There are some things that are increasing. For example employing full time tutors to teach their kids - as rich people used to often do (say a 100 years ago). So they get one to one attention while other people kids are in classes with many kids, and the poor have their kids in classes with a large number of kids. Interesting the government here in the UK is increasingly hostile to ordinary people educating their kids outside school which is the nearest we can get to what the rich do (again, hiring tutors by the hour, and self-supply within the household).
They also hire people to manage their wealth. I do not know enough about the history to be sure, but this seems to be also to be a return to historical norms after an egalitarian anomaly. A lot of wealth is looked after by full time employees of "family offices" - and the impression I get from people in investment management and high end property is that this has increased a lot in the last few decades. Incidentally, one of the questions around Epstein is why so many rich people let him take over some of the work that you would expect their family offices to handle.
There is a whole lot more nuance here than you're giving the topic.
There is one side that wants to give their kids a good education, they have the resources and the motivation to ensure they come out ahead.
They are not the problem, the problem is the other side of this coin.
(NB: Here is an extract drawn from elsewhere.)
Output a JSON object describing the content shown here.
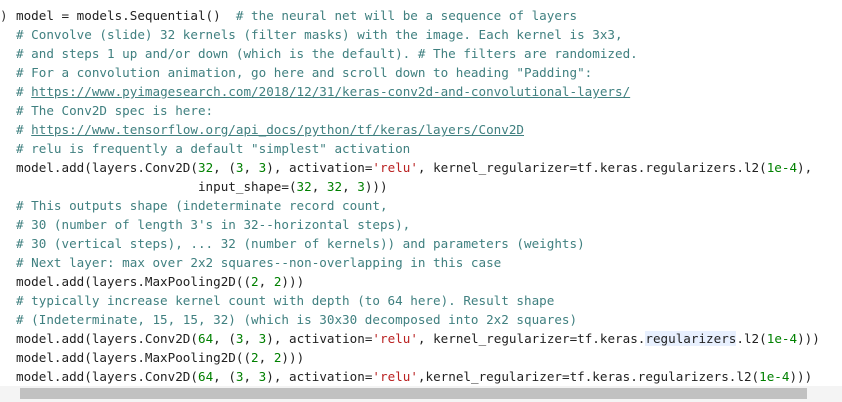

Where I grew up there were a lot of homeschooled kids that belonged to religious organizations. These groups had very little motivation to ensure they were intelligent, but instead nice dumb little worker bees that would stay with said organization and have little ability to work with the outside world at large. They were also at a much higher risk of being sexually abused/sexually trafficked as they were given little to no education about sex or risky adults.
I still remember being a kid myself and having to educate these other kids my age because they were missing large chunks of important information about the world.
Not true in the UK. Studies in many countries (the UK, US, Australia) and others have shown that home educated kids have better outcomes than school going kids after correcting for parental education, wealth etc.
Yes, there are exceptions, but there are also bad schools and some terrible schools.
UK law also requires children to receive a "suitable and efficient" full time education and there are legal mechanisms for sending children to school if they do not.
> They were also at a much higher risk of being sexually abused/sexually trafficked as they were given little to no education about sex or risky adults.
Stats in the UK show home ed kids are MUCH less likely to be abused, to self harm, or commit suicide.
Of course there are bad home educating communities, but there are also some horrific schools and the latter are a lot more common. Does that mean we should shut down schools?
This is the difference between the affluent and the truly rich.
Similarly, if money were no real object within reason, I'm not sure what I would really need done on a day-to-basis that I couldn't just order or contract for pretty easily.